Online Ad Revenue to Grow 10% in 2011, S&P Predicts
Online advertising revenue and online retail spending will both grow by 10% in 2011, according to the latest forecast from S&P Equity Research, which also issued predictions about major players and the industry as a whole -- not all of them rosy.
Combining S&P's percentage-growth figure for 2011 with a separate 2010 estimate from eMarketer, that means total online ad revenues will grow from $25.8 billion this year to just under $28.4 billion next year. According to these predictions, the rate of increase will slow slightly in percentage terms -- down from 13.9% this year -- as well as actual dollar amounts (from a $3.14 billion increase in 2010 to a $2.6 billion increase in 2011).
Turning to specific players, S&P Equity Research Information Technology Analyst Scott Kessler predicts that Yahoo will engage in at least one significant transaction, possibly the sale of its stake in Alibaba Group or an acquisition focused on the international, social media or mobile markets. Meanwhile, S&P expects Baidu to make progress toward international expansion beyond China, as Google continues to struggle with censorship within that country, possibly related to the registration and operation of Google Maps.
Google will also face continuing regulatory and legal woes in the U.S., with potential trouble spots including the Department of Justice blocking its acquisition of ITA Software and Oracle's claims against Android. The search giant will continue to focus on the local market through a major alliance or acquisition.

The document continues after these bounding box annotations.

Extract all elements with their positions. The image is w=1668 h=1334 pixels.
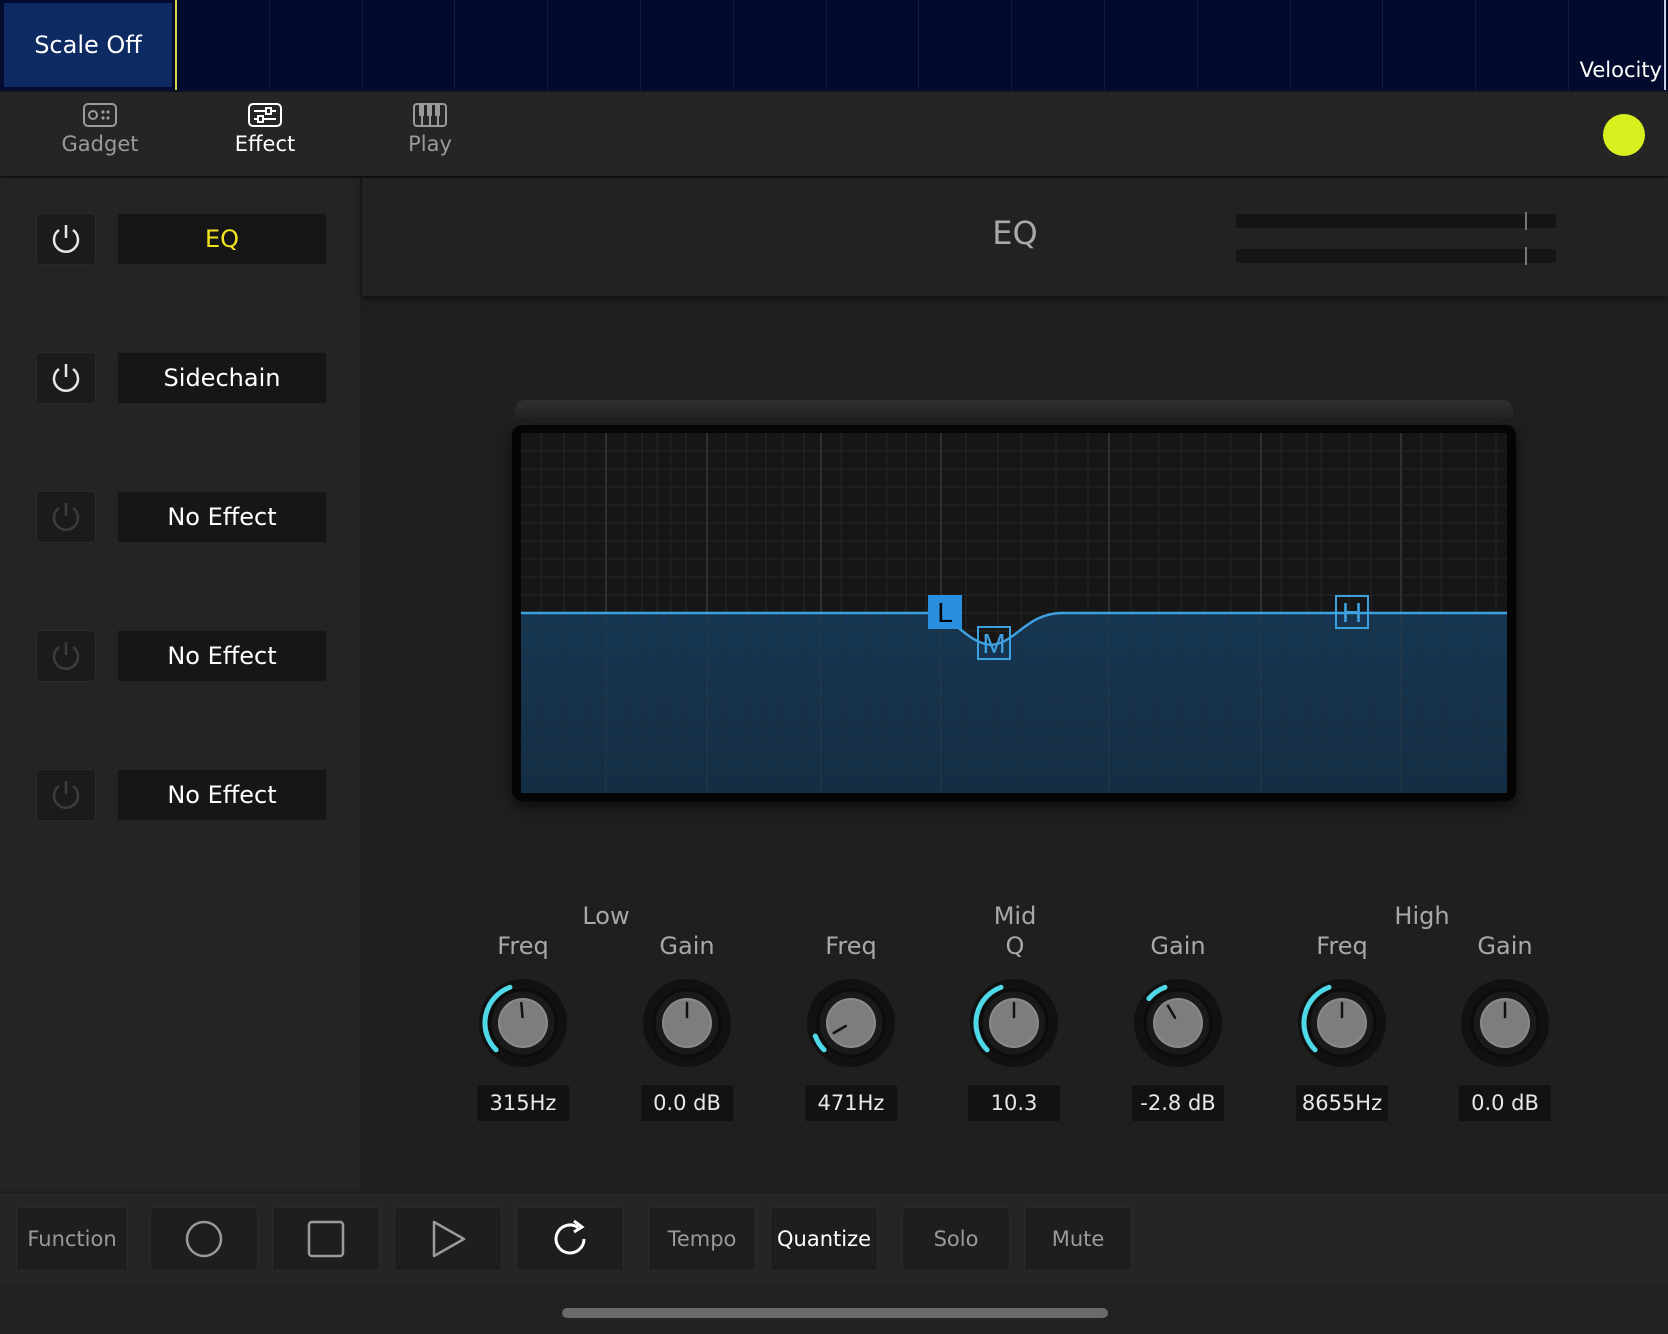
eq-node-high-label: H bbox=[1342, 597, 1362, 628]
knob-6[interactable] bbox=[1292, 973, 1392, 1073]
tab-gadget-label: Gadget bbox=[61, 132, 139, 156]
eq-node-low[interactable]: L bbox=[928, 595, 962, 629]
knob-3[interactable] bbox=[801, 973, 901, 1073]
piano-roll-grid-line bbox=[361, 0, 363, 90]
slot-1-effect-name[interactable]: EQ bbox=[117, 213, 327, 265]
eq-graph-bezel bbox=[515, 400, 1513, 418]
knob-7-label: Gain bbox=[1477, 932, 1533, 960]
tab-play[interactable]: Play bbox=[360, 102, 500, 172]
function-button[interactable]: Function bbox=[16, 1207, 128, 1271]
velocity-label: Velocity bbox=[1579, 58, 1662, 82]
effect-icon bbox=[248, 103, 282, 127]
piano-roll-strip[interactable] bbox=[0, 0, 1668, 92]
power-icon bbox=[52, 364, 80, 392]
slot-2-power-button[interactable] bbox=[36, 352, 96, 404]
piano-roll-grid-line bbox=[1104, 0, 1105, 90]
piano-roll-grid-line bbox=[268, 0, 270, 90]
mute-button[interactable]: Mute bbox=[1024, 1207, 1132, 1271]
scale-off-button[interactable]: Scale Off bbox=[4, 3, 172, 87]
knob-1[interactable] bbox=[473, 973, 573, 1073]
power-icon bbox=[52, 225, 80, 253]
effect-slot-list bbox=[0, 178, 360, 1191]
slot-3-power-button[interactable] bbox=[36, 491, 96, 543]
knob-3-label: Freq bbox=[825, 932, 877, 960]
knob-5-value: -2.8 dB bbox=[1132, 1085, 1224, 1121]
knob-4-value: 10.3 bbox=[968, 1085, 1060, 1121]
home-indicator[interactable] bbox=[562, 1308, 1108, 1318]
slot-2-effect-name[interactable]: Sidechain bbox=[117, 352, 327, 404]
play-icon bbox=[432, 1220, 466, 1258]
piano-roll-grid-line bbox=[547, 0, 549, 90]
piano-roll-grid-line bbox=[454, 0, 456, 90]
piano-roll-grid-line bbox=[825, 0, 827, 90]
tab-effect[interactable]: Effect bbox=[195, 102, 335, 172]
slot-4-power-button[interactable] bbox=[36, 630, 96, 682]
gadget-icon bbox=[83, 103, 117, 127]
eq-node-mid[interactable]: M bbox=[977, 626, 1011, 660]
knob-4[interactable] bbox=[964, 973, 1064, 1073]
tab-play-label: Play bbox=[408, 132, 452, 156]
piano-roll-grid-line bbox=[1568, 0, 1569, 90]
knob-6-label: Freq bbox=[1316, 932, 1368, 960]
eq-node-mid-label: M bbox=[982, 628, 1005, 659]
quantize-button[interactable]: Quantize bbox=[770, 1207, 878, 1271]
knob-1-label: Freq bbox=[497, 932, 549, 960]
slot-1-power-button[interactable] bbox=[36, 213, 96, 265]
status-indicator[interactable] bbox=[1603, 114, 1645, 156]
knob-5-label: Gain bbox=[1150, 932, 1206, 960]
tempo-button[interactable]: Tempo bbox=[648, 1207, 756, 1271]
eq-title: EQ bbox=[992, 214, 1038, 252]
knob-2-value: 0.0 dB bbox=[641, 1085, 733, 1121]
piano-roll-grid-line bbox=[918, 0, 920, 90]
power-icon bbox=[52, 642, 80, 670]
record-button[interactable] bbox=[150, 1207, 258, 1271]
piano-roll-grid-line bbox=[1475, 0, 1477, 90]
power-icon bbox=[52, 503, 80, 531]
group-label-low: Low bbox=[582, 902, 630, 930]
loop-icon bbox=[554, 1219, 586, 1255]
play-button[interactable] bbox=[394, 1207, 502, 1271]
slot-5-power-button[interactable] bbox=[36, 769, 96, 821]
knob-7[interactable] bbox=[1455, 973, 1555, 1073]
piano-roll-grid-line bbox=[1382, 0, 1384, 90]
slot-3-effect-name[interactable]: No Effect bbox=[117, 491, 327, 543]
playhead-marker bbox=[175, 0, 177, 90]
eq-graph[interactable]: L M H bbox=[521, 433, 1507, 793]
group-label-high: High bbox=[1394, 902, 1450, 930]
knob-6-value: 8655Hz bbox=[1296, 1085, 1388, 1121]
knob-3-value: 471Hz bbox=[805, 1085, 897, 1121]
solo-button[interactable]: Solo bbox=[902, 1207, 1010, 1271]
loop-button[interactable] bbox=[516, 1207, 624, 1271]
eq-node-low-label: L bbox=[937, 597, 953, 628]
piano-roll-grid-line bbox=[1196, 0, 1198, 90]
level-meter-left bbox=[1236, 212, 1556, 230]
piano-roll-grid-line bbox=[1011, 0, 1013, 90]
slot-4-effect-name[interactable]: No Effect bbox=[117, 630, 327, 682]
tab-effect-label: Effect bbox=[234, 132, 296, 156]
group-label-q: Q bbox=[1005, 932, 1025, 960]
velocity-edge bbox=[1664, 0, 1666, 90]
record-icon bbox=[185, 1220, 223, 1258]
piano-roll-grid-line bbox=[732, 0, 734, 90]
level-meter-right bbox=[1236, 247, 1556, 265]
stop-button[interactable] bbox=[272, 1207, 380, 1271]
piano-roll-grid-line bbox=[640, 0, 641, 90]
knob-7-value: 0.0 dB bbox=[1459, 1085, 1551, 1121]
knob-2[interactable] bbox=[637, 973, 737, 1073]
piano-roll-grid-line bbox=[1289, 0, 1291, 90]
tab-bar: Gadget Effect Play bbox=[0, 92, 1668, 176]
knob-5[interactable] bbox=[1128, 973, 1228, 1073]
knob-1-value: 315Hz bbox=[477, 1085, 569, 1121]
slot-5-effect-name[interactable]: No Effect bbox=[117, 769, 327, 821]
knob-2-label: Gain bbox=[659, 932, 715, 960]
power-icon bbox=[52, 781, 80, 809]
tab-gadget[interactable]: Gadget bbox=[30, 102, 170, 172]
group-label-mid: Mid bbox=[993, 902, 1037, 930]
keyboard-icon bbox=[413, 103, 447, 127]
stop-icon bbox=[307, 1220, 345, 1258]
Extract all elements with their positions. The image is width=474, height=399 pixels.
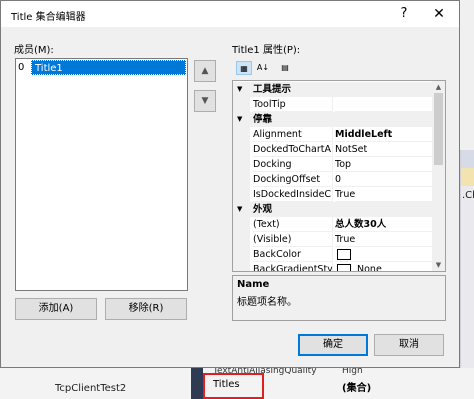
highlight-box — [203, 373, 264, 399]
category-docking[interactable]: ▼ 停靠 — [233, 112, 433, 127]
row-gutter — [233, 247, 250, 262]
property-row[interactable]: ToolTip — [233, 97, 433, 112]
row-gutter — [233, 232, 250, 247]
scroll-down-icon[interactable]: ▼ — [432, 259, 445, 271]
list-item[interactable]: 0 Title1 — [17, 60, 186, 75]
property-value[interactable] — [335, 97, 433, 112]
property-name: Alignment — [253, 127, 333, 142]
background-property-titles-value[interactable]: (集合) — [342, 379, 371, 394]
property-value[interactable]: 0 — [335, 172, 433, 187]
property-value-text: None — [357, 264, 382, 272]
property-value[interactable]: True — [335, 232, 433, 247]
background-splitter — [191, 368, 203, 399]
title-bar[interactable]: Title 集合编辑器 ? ✕ — [1, 1, 459, 27]
description-title: Name — [237, 279, 270, 290]
property-name: BackGradientStyl — [253, 262, 333, 271]
down-arrow-icon: ▼ — [201, 96, 209, 106]
property-row[interactable]: IsDockedInsideC True — [233, 187, 433, 202]
row-gutter — [233, 262, 250, 271]
background-tab-active — [461, 168, 474, 186]
dialog-title: Title 集合编辑器 — [11, 12, 86, 23]
background-text: .Cha — [462, 190, 474, 201]
member-name[interactable]: Title1 — [31, 60, 186, 75]
solution-explorer-project[interactable]: TcpClientTest2 — [55, 383, 126, 394]
property-value[interactable] — [335, 247, 433, 262]
ok-button[interactable]: 确定 — [298, 334, 368, 356]
property-value[interactable]: 总人数30人 — [335, 217, 433, 232]
category-tooltip[interactable]: ▼ 工具提示 — [233, 82, 433, 97]
description-panel: Name 标题项名称。 — [232, 275, 446, 321]
row-gutter — [233, 142, 250, 157]
property-name: (Visible) — [253, 232, 333, 247]
row-gutter — [233, 97, 250, 112]
property-row[interactable]: BackGradientStyl None — [233, 262, 433, 272]
property-name: DockedToChartA — [253, 142, 333, 157]
row-gutter — [233, 127, 250, 142]
category-appearance[interactable]: ▼ 外观 — [233, 202, 433, 217]
background-tab — [461, 150, 474, 168]
property-pages-icon[interactable]: ▤ — [277, 61, 293, 75]
member-index: 0 — [18, 62, 25, 73]
category-name: 外观 — [253, 204, 273, 215]
property-row[interactable]: (Visible) True — [233, 232, 433, 247]
row-gutter — [233, 172, 250, 187]
categorized-icon[interactable]: ▦ — [236, 61, 252, 75]
members-list[interactable]: 0 Title1 — [15, 58, 188, 291]
up-arrow-icon: ▲ — [201, 66, 209, 76]
background-ide-panel: .Cha — [460, 150, 474, 370]
property-value[interactable]: None — [335, 262, 433, 272]
property-row[interactable]: BackColor — [233, 247, 433, 262]
property-name: DockingOffset — [253, 172, 333, 187]
move-down-button[interactable]: ▼ — [194, 90, 216, 112]
property-value[interactable]: NotSet — [335, 142, 433, 157]
remove-button[interactable]: 移除(R) — [105, 298, 187, 320]
scroll-thumb[interactable] — [434, 93, 443, 165]
category-name: 停靠 — [253, 114, 273, 125]
property-row[interactable]: (Text) 总人数30人 — [233, 217, 433, 232]
property-value[interactable]: Top — [335, 157, 433, 172]
collapse-icon[interactable]: ▼ — [237, 112, 247, 127]
members-label: 成员(M): — [14, 45, 54, 56]
cancel-button[interactable]: 取消 — [374, 334, 444, 356]
help-button[interactable]: ? — [387, 3, 421, 25]
alphabetical-icon[interactable]: A↓ — [255, 61, 271, 75]
collapse-icon[interactable]: ▼ — [237, 202, 247, 217]
category-name: 工具提示 — [253, 84, 292, 95]
row-gutter — [233, 187, 250, 202]
property-name: IsDockedInsideC — [253, 187, 333, 202]
color-swatch — [337, 249, 351, 260]
gradient-swatch — [337, 264, 351, 271]
property-grid-scrollbar[interactable]: ▲ ▼ — [432, 81, 445, 271]
property-value[interactable]: True — [335, 187, 433, 202]
property-name: (Text) — [253, 217, 333, 232]
property-value[interactable]: MiddleLeft — [335, 127, 433, 142]
scroll-up-icon[interactable]: ▲ — [432, 81, 445, 93]
property-grid[interactable]: ▼ 工具提示 ToolTip ▼ 停靠 Alignment MiddleLeft… — [232, 80, 446, 272]
property-row[interactable]: DockingOffset 0 — [233, 172, 433, 187]
row-gutter — [233, 217, 250, 232]
close-button[interactable]: ✕ — [421, 3, 457, 25]
collection-editor-dialog: Title 集合编辑器 ? ✕ 成员(M): 0 Title1 ▲ ▼ 添加(A… — [0, 0, 460, 368]
add-button[interactable]: 添加(A) — [15, 298, 97, 320]
description-text: 标题项名称。 — [237, 297, 297, 308]
row-gutter — [233, 157, 250, 172]
property-name: Docking — [253, 157, 333, 172]
properties-label: Title1 属性(P): — [232, 45, 301, 56]
property-name: ToolTip — [253, 97, 333, 112]
collapse-icon[interactable]: ▼ — [237, 82, 247, 97]
property-row[interactable]: DockedToChartA NotSet — [233, 142, 433, 157]
move-up-button[interactable]: ▲ — [194, 60, 216, 82]
property-name: BackColor — [253, 247, 333, 262]
property-row[interactable]: Docking Top — [233, 157, 433, 172]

On the retail side, Amazon.com will enjoy its sixth straight year of revenue growth exceeding 25%, as more and more consumers make their purchases online. S&P also predicts that Apple will finally bring iTunes to "the cloud," allowing customers to access media anywhere via their online accounts (as well as wireless syncing of iTunes).
Last but not least, the surge of activity in social media will not necessarily result in companies going public, as Facebook, Twitter, and LinkedIn are "in no rush to become publicly traded entities." With cash on hand and plenty of financial flexibility, S&P sees no immediate need for these closely held companies to assume all the headaches of the public marketplace.